Now that the dust has nearly settled (we still don't know about that filibuster-proof Senate yet, do we?) I've realized I've gotten a lot of lessons from the election of 2008. And I'm a big believer in taking note of lessons learned, since if you ignore them they tend to come up over and over.
1. People are easily scared: Hillary's three ayem phone ad was, according to polls, actually effective. Obama was seen as the less-steady hand, the shaking newby who would crack under pressure. Seems pretty silly now, doesn't it? The man's proving to be a rock - and a confident one.
2. Scared people get angry: Once the fear of Obama was spread around thickly enough, people reacted with anger. Who can forget the Republican crowds screaming "terrorist!" "Kill him!" And that anger turned against John McCain when he tried to reassure them they had nothing to fear from an Obama presidency. And these were his supporters!
3. Scared people will latch onto things that make them feel safer. Conservatives clutched Just Sarah From Wausilla to their hearts. She was young, she was pretty and she was absolutely certain everything was going to be okay. Progressives held Obama equally tight. Ditto. Luckily for Just Sarah, she's not going to be held accountable for this poop soup that used to be our economy. Our president-elect, you must admit, is a brave soul. I wouldn't want to take this job on.
4. Even scared people can be won over. I have some very conservative relatives. One of them will also freely admit to being a racist. So imagine my surprise when, in a recent conversation, he told me he "didn't think too badly of Obama" anymore. "He's certainly smart," he told me, "and he seems to be sincerely trying to fix things. I wish him well and hope he can do it." Score one for the Obama Team.
5. The people in charge don't necessarily know more than I do. It's a holdover from childhood - this assumption that if you're in charge, you must know more than me. You'd think that eight years of George W. Bush would have beaten that out of me. But it took Hank Paulson to do it once and for all. The poor man is clearly in way over his head - he's trying to come up with a rescue plan without a firm handle on what might work and a mandate to take care of old pals....but don't forget to not totally alienate public opinion! Remember that old Star Trek episode where Kirk used logic to short out the bad robot? "You say you are lying, but you tell the truth..." Paulson's conflicting imperatives are forcing a series of epic flip flops and I am expecting to soon see steam coming from his ears as his circuits overheat. I believe this problem is going to take a committee - a bunch of smart people bouncing it around until they come up with a plan...not a unilateral fix that is politically expedient. Score another for the Obama Transition - the team's gelling.
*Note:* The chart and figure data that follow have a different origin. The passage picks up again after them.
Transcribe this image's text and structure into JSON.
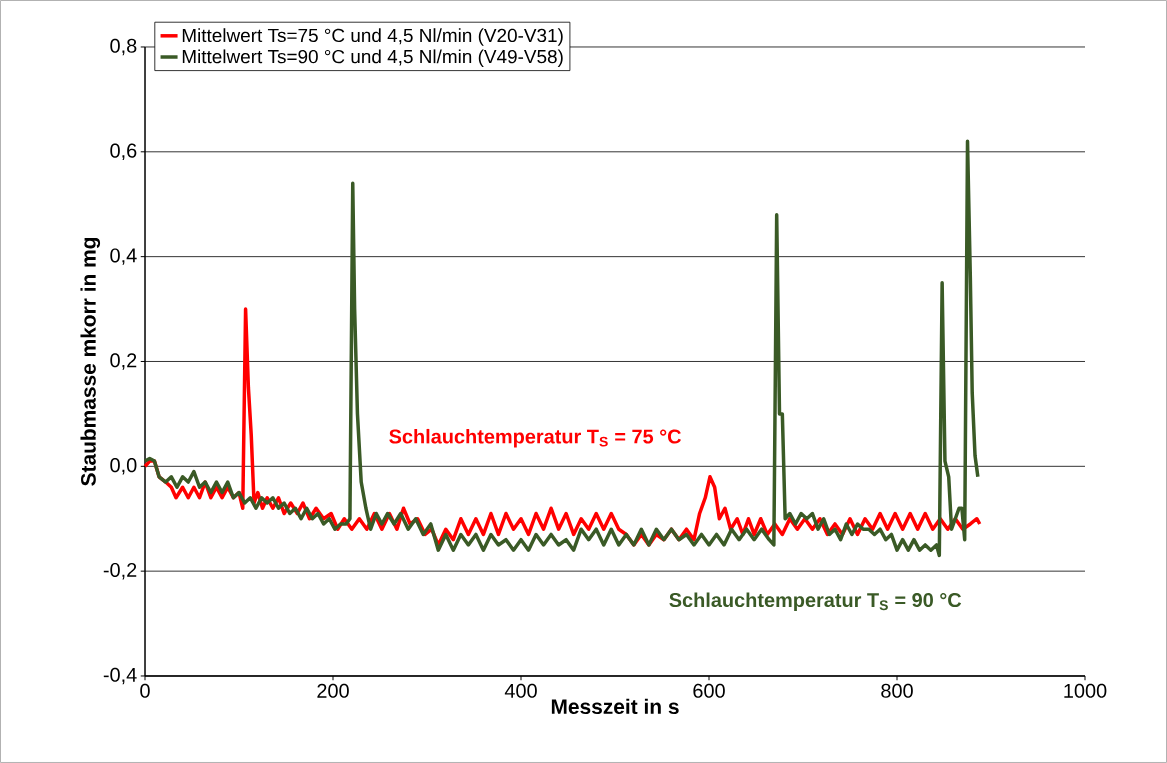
{
  "chart_data": {
    "type": "line",
    "xlabel": "Messzeit in s",
    "ylabel": "Staubmasse mkorr in mg",
    "xlim": [
      0,
      1000
    ],
    "xticks": [
      0,
      200,
      400,
      600,
      800,
      1000
    ],
    "ylim": [
      -0.4,
      0.8
    ],
    "yticks": [
      {
        "value": -0.4,
        "label": "-0,4"
      },
      {
        "value": -0.2,
        "label": "-0,2"
      },
      {
        "value": 0,
        "label": "0,0"
      },
      {
        "value": 0.2,
        "label": "0,2"
      },
      {
        "value": 0.4,
        "label": "0,4"
      },
      {
        "value": 0.6,
        "label": "0,6"
      },
      {
        "value": 0.8,
        "label": "0,8"
      }
    ],
    "grid": "y",
    "legend": "top left",
    "marker": "none",
    "line_style": "solid",
    "annotations": [
      "Schlauchtemperatur T$_{S}$ = 75 °C",
      "Schlauchtemperatur T$_{S}$ = 90 °C"
    ],
    "series": [
      {
        "name": "Mittelwert Ts=75 °C und 4,5 Nl/min (V20-V31)",
        "color": "#ff0000",
        "x": [
          0,
          5,
          10,
          15,
          22,
          28,
          33,
          40,
          46,
          52,
          58,
          64,
          70,
          76,
          82,
          88,
          94,
          100,
          104,
          107,
          110,
          113,
          116,
          120,
          125,
          130,
          136,
          142,
          148,
          155,
          162,
          168,
          175,
          182,
          190,
          198,
          205,
          212,
          220,
          228,
          236,
          244,
          252,
          260,
          268,
          275,
          282,
          290,
          298,
          305,
          312,
          320,
          328,
          336,
          344,
          352,
          360,
          368,
          376,
          384,
          392,
          400,
          408,
          416,
          424,
          432,
          440,
          448,
          456,
          464,
          472,
          480,
          488,
          496,
          504,
          512,
          520,
          528,
          536,
          544,
          552,
          560,
          568,
          576,
          584,
          590,
          596,
          601,
          606,
          611,
          617,
          623,
          630,
          636,
          642,
          648,
          655,
          662,
          670,
          678,
          686,
          694,
          702,
          710,
          718,
          726,
          734,
          742,
          750,
          758,
          766,
          774,
          782,
          790,
          798,
          806,
          814,
          822,
          830,
          838,
          846,
          854,
          862,
          870,
          878,
          885,
          888
        ],
        "values": [
          0.0,
          0.01,
          0.01,
          -0.02,
          -0.03,
          -0.04,
          -0.06,
          -0.04,
          -0.06,
          -0.04,
          -0.06,
          -0.03,
          -0.06,
          -0.04,
          -0.06,
          -0.04,
          -0.06,
          -0.05,
          -0.08,
          0.3,
          0.15,
          0.06,
          -0.07,
          -0.05,
          -0.08,
          -0.06,
          -0.08,
          -0.06,
          -0.09,
          -0.07,
          -0.09,
          -0.07,
          -0.1,
          -0.08,
          -0.1,
          -0.09,
          -0.12,
          -0.1,
          -0.12,
          -0.1,
          -0.12,
          -0.09,
          -0.12,
          -0.09,
          -0.12,
          -0.08,
          -0.11,
          -0.1,
          -0.13,
          -0.12,
          -0.15,
          -0.12,
          -0.14,
          -0.1,
          -0.13,
          -0.1,
          -0.13,
          -0.09,
          -0.13,
          -0.09,
          -0.12,
          -0.1,
          -0.13,
          -0.09,
          -0.12,
          -0.08,
          -0.12,
          -0.09,
          -0.13,
          -0.1,
          -0.12,
          -0.09,
          -0.12,
          -0.09,
          -0.12,
          -0.13,
          -0.15,
          -0.13,
          -0.15,
          -0.13,
          -0.14,
          -0.12,
          -0.14,
          -0.12,
          -0.14,
          -0.09,
          -0.06,
          -0.02,
          -0.04,
          -0.1,
          -0.08,
          -0.12,
          -0.1,
          -0.13,
          -0.1,
          -0.13,
          -0.1,
          -0.13,
          -0.11,
          -0.13,
          -0.1,
          -0.12,
          -0.1,
          -0.12,
          -0.1,
          -0.13,
          -0.11,
          -0.13,
          -0.1,
          -0.13,
          -0.1,
          -0.12,
          -0.09,
          -0.12,
          -0.09,
          -0.12,
          -0.09,
          -0.12,
          -0.09,
          -0.12,
          -0.1,
          -0.12,
          -0.1,
          -0.12,
          -0.11,
          -0.1,
          -0.11
        ]
      },
      {
        "name": "Mittelwert Ts=90 °C und 4,5 Nl/min (V49-V58)",
        "color": "#3a5a26",
        "x": [
          0,
          5,
          10,
          15,
          22,
          28,
          34,
          40,
          46,
          52,
          58,
          64,
          70,
          76,
          82,
          88,
          94,
          100,
          106,
          112,
          118,
          124,
          130,
          136,
          142,
          148,
          154,
          160,
          166,
          172,
          178,
          184,
          190,
          196,
          202,
          208,
          214,
          218,
          221,
          223,
          226,
          230,
          235,
          240,
          246,
          252,
          258,
          265,
          272,
          280,
          288,
          296,
          304,
          312,
          320,
          328,
          336,
          344,
          352,
          360,
          368,
          376,
          384,
          392,
          400,
          408,
          416,
          424,
          432,
          440,
          448,
          456,
          464,
          472,
          480,
          488,
          496,
          504,
          512,
          520,
          528,
          536,
          544,
          552,
          560,
          568,
          576,
          584,
          592,
          600,
          608,
          616,
          624,
          632,
          640,
          648,
          656,
          664,
          669,
          672,
          675,
          678,
          681,
          686,
          692,
          698,
          704,
          710,
          716,
          722,
          728,
          734,
          740,
          746,
          752,
          758,
          764,
          770,
          776,
          782,
          788,
          794,
          800,
          806,
          812,
          818,
          824,
          830,
          836,
          842,
          845,
          848,
          851,
          855,
          858,
          862,
          866,
          869,
          872,
          875,
          878,
          880,
          883,
          886
        ],
        "values": [
          0.01,
          0.015,
          0.01,
          -0.02,
          -0.03,
          -0.02,
          -0.04,
          -0.02,
          -0.03,
          -0.01,
          -0.04,
          -0.03,
          -0.05,
          -0.03,
          -0.05,
          -0.03,
          -0.06,
          -0.05,
          -0.07,
          -0.06,
          -0.08,
          -0.06,
          -0.07,
          -0.06,
          -0.08,
          -0.07,
          -0.09,
          -0.08,
          -0.1,
          -0.08,
          -0.1,
          -0.09,
          -0.11,
          -0.1,
          -0.12,
          -0.11,
          -0.11,
          -0.1,
          0.54,
          0.3,
          0.1,
          -0.03,
          -0.08,
          -0.12,
          -0.09,
          -0.11,
          -0.09,
          -0.11,
          -0.09,
          -0.12,
          -0.1,
          -0.13,
          -0.11,
          -0.16,
          -0.13,
          -0.16,
          -0.13,
          -0.15,
          -0.13,
          -0.16,
          -0.13,
          -0.15,
          -0.14,
          -0.16,
          -0.14,
          -0.16,
          -0.13,
          -0.15,
          -0.13,
          -0.15,
          -0.14,
          -0.16,
          -0.12,
          -0.14,
          -0.12,
          -0.15,
          -0.12,
          -0.15,
          -0.13,
          -0.15,
          -0.12,
          -0.15,
          -0.12,
          -0.14,
          -0.12,
          -0.14,
          -0.13,
          -0.15,
          -0.13,
          -0.15,
          -0.13,
          -0.15,
          -0.12,
          -0.14,
          -0.12,
          -0.14,
          -0.12,
          -0.14,
          -0.15,
          0.48,
          0.1,
          0.1,
          -0.1,
          -0.09,
          -0.11,
          -0.09,
          -0.1,
          -0.09,
          -0.12,
          -0.1,
          -0.13,
          -0.12,
          -0.14,
          -0.11,
          -0.13,
          -0.11,
          -0.12,
          -0.12,
          -0.13,
          -0.12,
          -0.14,
          -0.13,
          -0.16,
          -0.14,
          -0.16,
          -0.14,
          -0.16,
          -0.15,
          -0.16,
          -0.15,
          -0.17,
          0.35,
          0.01,
          -0.02,
          -0.12,
          -0.1,
          -0.08,
          -0.08,
          -0.14,
          0.62,
          0.36,
          0.14,
          0.02,
          -0.02
        ]
      }
    ]
  }
}
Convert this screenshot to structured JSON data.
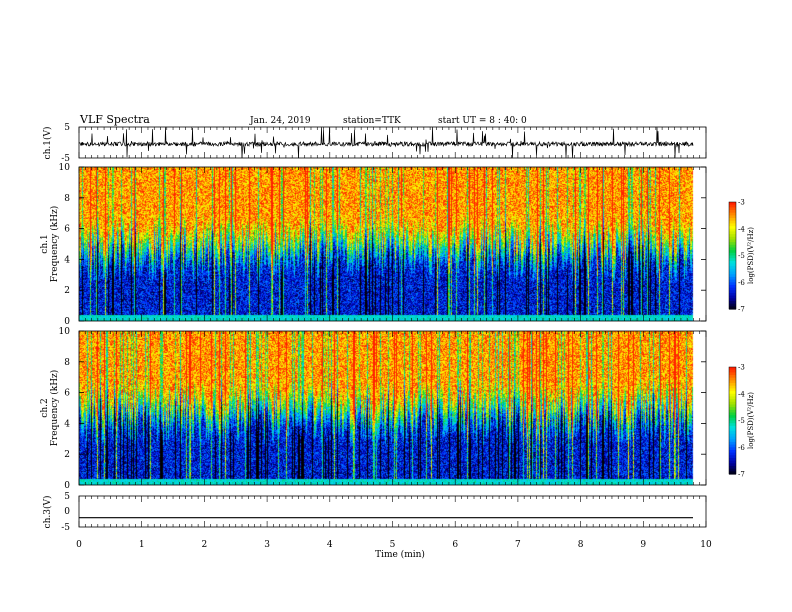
{
  "header": {
    "title": "VLF Spectra",
    "date": "Jan. 24, 2019",
    "station": "station=TTK",
    "start": "start UT =  8 : 40: 0"
  },
  "colors": {
    "scale": [
      "#000000",
      "#0000a0",
      "#0030ff",
      "#00a0ff",
      "#00e0e0",
      "#00d040",
      "#a0e000",
      "#ffff00",
      "#ff9000",
      "#ff2000",
      "#ffffff"
    ]
  },
  "chart_data": [
    {
      "type": "line",
      "name": "ch1-waveform",
      "ylabel": "ch.1(V)",
      "ylim": [
        -5,
        5
      ],
      "y_tick_labels": [
        "5",
        "-5"
      ],
      "xlim": [
        0,
        10
      ],
      "trace_span_min": [
        0,
        9.8
      ],
      "baseline_v": -0.5,
      "typical_noise_v": [
        -1.5,
        1.0
      ],
      "spike_range_v": [
        -5,
        5
      ]
    },
    {
      "type": "heatmap",
      "name": "ch1-spectrogram",
      "ylabel": "ch.1\nFrequency  (kHz)",
      "ylim": [
        0,
        10
      ],
      "y_tick_labels": [
        "0",
        "2",
        "4",
        "6",
        "8",
        "10"
      ],
      "xlim": [
        0,
        10
      ],
      "data_span_min": [
        0,
        9.8
      ],
      "colorbar": {
        "label": "log(PSD)(V²/Hz)",
        "range": [
          -7,
          -3
        ],
        "tick_labels": [
          "-3",
          "-4",
          "-5",
          "-6",
          "-7"
        ]
      },
      "description_values": {
        "high_band_khz": [
          6,
          10
        ],
        "high_band_log_psd": -3.5,
        "low_band_khz": [
          0,
          4
        ],
        "low_band_log_psd": -6.3,
        "transition_khz": [
          3.5,
          6
        ]
      }
    },
    {
      "type": "heatmap",
      "name": "ch2-spectrogram",
      "ylabel": "ch.2\nFrequency  (kHz)",
      "ylim": [
        0,
        10
      ],
      "y_tick_labels": [
        "0",
        "2",
        "4",
        "6",
        "8",
        "10"
      ],
      "xlim": [
        0,
        10
      ],
      "data_span_min": [
        0,
        9.8
      ],
      "colorbar": {
        "label": "log(PSD)(V²/Hz)",
        "range": [
          -7,
          -3
        ],
        "tick_labels": [
          "-3",
          "-4",
          "-5",
          "-6",
          "-7"
        ]
      },
      "description_values": {
        "high_band_khz": [
          6,
          10
        ],
        "high_band_log_psd": -3.5,
        "low_band_khz": [
          0,
          4
        ],
        "low_band_log_psd": -6.3,
        "transition_khz": [
          3.5,
          6
        ]
      }
    },
    {
      "type": "line",
      "name": "ch3-waveform",
      "ylabel": "ch.3(V)",
      "ylim": [
        -5,
        5
      ],
      "y_tick_labels": [
        "5",
        "0",
        "-5"
      ],
      "xlim": [
        0,
        10
      ],
      "trace_span_min": [
        0,
        9.8
      ],
      "baseline_v": -2.0,
      "x_tick_labels": [
        "0",
        "1",
        "2",
        "3",
        "4",
        "5",
        "6",
        "7",
        "8",
        "9",
        "10"
      ],
      "xlabel": "Time  (min)"
    }
  ]
}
6. The media is ridiculous. Yes, I know. I'm one of them. But really. It's downright embarrassing. Because cable and satellite have created a 24 hour news cycle, the news shows most resemble a bunch of old people sitting around a table hashing and rehashing the same topic as they play canasta. "Is this change or just more of the same?" "Should Obama be keeping a lower profile?" "Is Obama taking charge too soon?" "Which dog will the Obama's get?"
It's the same stuff over and over and over and there's rarely anything new. When there is, everyone pounces on it like a pack of dogs in an alley. Pretty soon it's so mangled there's nothing left but a little bone.
7. Rachel Maddow and Jon Stewart rock. Jon Stewart is my favorite media watchdog. He's smart, he's willing to take on the people he likes as well as the ones he disagrees with, and he's essentially good hearted. This man brought on the tightly wound Bill O'Reilly and offered him not a tongue lashing, but a cup of cocoa and a teddy bear. It was a dig, but there was an element of sincerity. Stewart's essential warmth (remember him after 9-11) and obvious idealism make him the critic with a heart. And man, does the media need to be watched. Opinion masquerades as news everywhere now.
Maddow has a similar warmth. She may be progressive, she may be snarky, but she's human. When she says she's been waiting years for infrastructure to get sexy, you know she means it - and she's thrilled that it's happening. She's not standing on the sidelines jeering, she's emotionally in the middle of things and talking about things that she believes matter. I can't watch the news much now - it makes me twitch. But Stewart and Maddow still tell me what they're thinking most nights.
8. I Don't Know Much. I never thought I knew much...lots of people had more information and lots more opinions. I've come to realize I know very little - and any opinions I hold are subject to change as more information becomes available. I think the good thing is once you know you don't know much, you're willing to listen and learn. I'm listening.